CrabTrap then closes the loop with live feedback. Full audit trails are stored in PostgreSQL and queryable through the admin API and dashboard. If a resource is continuously denied, the system can notify a human or an agent to propose a policy update for review. That is important because it turns “deny and hope” into an operational workflow, not a one-time configuration project. For enterprise IT leaders and security teams, this matters because the pain is usually not policy existence. It’s policy drift, edge cases, and the slow, manual reconciliation between what agents do in the wild and what the org thinks they should be doing.
Of course, Brex ran into classic engineering traps. Latency sounded like the obvious risk: putting an LLM between an agent and every outbound API request seems like it would grind things to a halt. Brex says it did not turn out to be as bad, for two reasons. First, the LLM judge only activates on that small fraction of requests. Second, they used small, fast models like Claude Haiku, and even when the judge fires, the added latency was “negligible.” Franceschi also notes it can be reduced further with local models and prompt caching.
The harder challenge was prompt injection. Because the judge receives the full HTTP request and all content is user-controlled, a crafted URL, header, or request body could potentially manipulate the judge’s decision. Brex’s mitigation is to structure the request as a JSON object before sending it to the model, so user-controlled content is “escaped rather than interpolated as raw text.” That’s a subtle but decisive point: the difference between giving the model raw prompt text and giving it structured data that can be safely reasoned over.
Brex measures internal impact through engagement with agents, network traffic patterns, and net promoter scores (NPS), but Franceschi says the most meaningful outcome was “organizational confidence.” Earlier, the team had “real hesitation” to deploy autonomous agents broadly across business operations because existing guardrail options didn’t provide enough assurance. With CrabTrap, they now have an enforcement layer they trust, which increases confidence around expanding agent deployment and delegating more configuration and management to users.
The results they saw were practical, not theoretical. Franceschi describes the traffic-derived policies as “surprisingly strong.” The team expected the policy builder to produce a rough starting point requiring heavy manual editing, but when they pointed the platform at just a few days of real traffic, the policies matched human judgment on the “vast majority of held-out requests.” CrabTrap also revealed how much noise agents generate.
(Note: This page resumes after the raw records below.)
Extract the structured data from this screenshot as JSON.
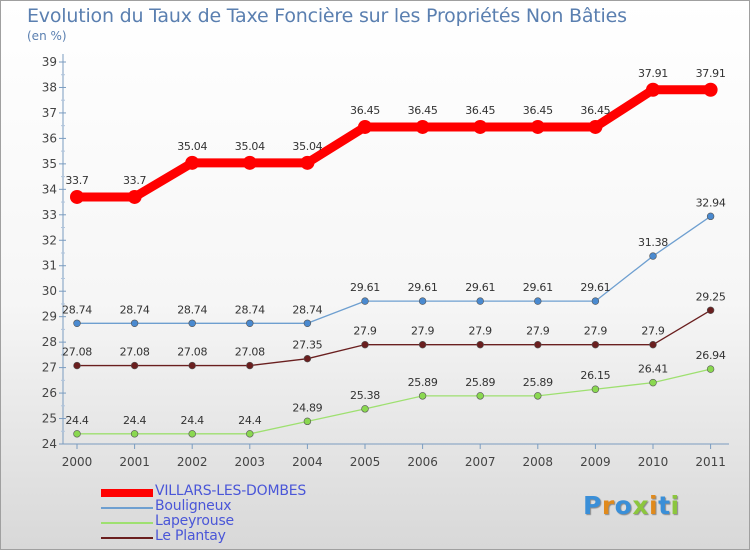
{
  "title": "Evolution du Taux de Taxe Foncière sur les Propriétés Non Bâties",
  "unit_label": "(en %)",
  "logo": [
    "P",
    "r",
    "o",
    "x",
    "i",
    "t",
    "i"
  ],
  "logo_colors": [
    "#3a8fd8",
    "#e08a1c",
    "#3a8fd8",
    "#8cc63e",
    "#e08a1c",
    "#3a8fd8",
    "#8cc63e"
  ],
  "chart_data": {
    "type": "line",
    "categories": [
      "2000",
      "2001",
      "2002",
      "2003",
      "2004",
      "2005",
      "2006",
      "2007",
      "2008",
      "2009",
      "2010",
      "2011"
    ],
    "ylim": [
      24,
      39
    ],
    "yticks": [
      24,
      25,
      26,
      27,
      28,
      29,
      30,
      31,
      32,
      33,
      34,
      35,
      36,
      37,
      38,
      39
    ],
    "grid": false,
    "legend_position": "bottom-left",
    "series": [
      {
        "name": "VILLARS-LES-DOMBES",
        "color": "#ff0000",
        "values": [
          33.7,
          33.7,
          35.04,
          35.04,
          35.04,
          36.45,
          36.45,
          36.45,
          36.45,
          36.45,
          37.91,
          37.91
        ],
        "labels": [
          "33.7",
          "33.7",
          "35.04",
          "35.04",
          "35.04",
          "36.45",
          "36.45",
          "36.45",
          "36.45",
          "36.45",
          "37.91",
          "37.91"
        ]
      },
      {
        "name": "Bouligneux",
        "color": "#6e9fd0",
        "marker": "#4a8ad0",
        "values": [
          28.74,
          28.74,
          28.74,
          28.74,
          28.74,
          29.61,
          29.61,
          29.61,
          29.61,
          29.61,
          31.38,
          32.94
        ],
        "labels": [
          "28.74",
          "28.74",
          "28.74",
          "28.74",
          "28.74",
          "29.61",
          "29.61",
          "29.61",
          "29.61",
          "29.61",
          "31.38",
          "32.94"
        ]
      },
      {
        "name": "Lapeyrouse",
        "color": "#9ee070",
        "marker": "#8ad850",
        "values": [
          24.4,
          24.4,
          24.4,
          24.4,
          24.89,
          25.38,
          25.89,
          25.89,
          25.89,
          26.15,
          26.41,
          26.94
        ],
        "labels": [
          "24.4",
          "24.4",
          "24.4",
          "24.4",
          "24.89",
          "25.38",
          "25.89",
          "25.89",
          "25.89",
          "26.15",
          "26.41",
          "26.94"
        ]
      },
      {
        "name": "Le Plantay",
        "color": "#6a1f1f",
        "marker": "#6a1f1f",
        "values": [
          27.08,
          27.08,
          27.08,
          27.08,
          27.35,
          27.9,
          27.9,
          27.9,
          27.9,
          27.9,
          27.9,
          29.25
        ],
        "labels": [
          "27.08",
          "27.08",
          "27.08",
          "27.08",
          "27.35",
          "27.9",
          "27.9",
          "27.9",
          "27.9",
          "27.9",
          "27.9",
          "29.25"
        ]
      }
    ]
  }
}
The audit trail made that visible for the first time, and they used denial logs and traffic analysis not only to tune policies, but to understand what was happening when agents were denied.
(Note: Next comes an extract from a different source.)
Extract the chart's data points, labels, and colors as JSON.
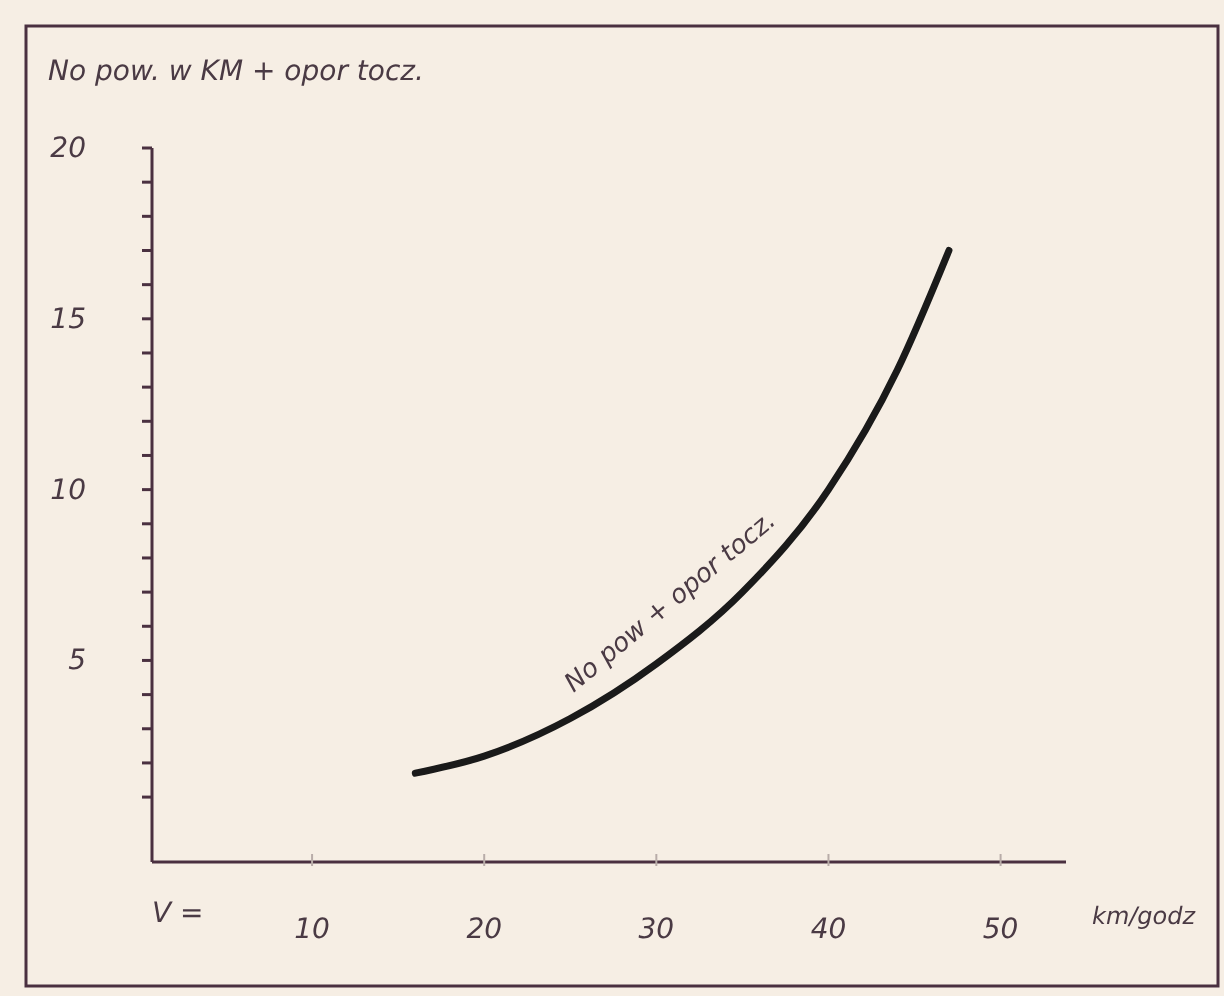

For executives and boards, the second-order takeaway is that agent governance is shifting from static permissioning to continuous, evidence-based enforcement. If enterprise adoption is going to scale, you need a way to prove that the system did the right thing, for the right reason, on the right requests. CrabTrap is Brex’s answer to that proof problem, and it is built around a blunt operational reality: agents will use the network. So governance should live where the network actually happens.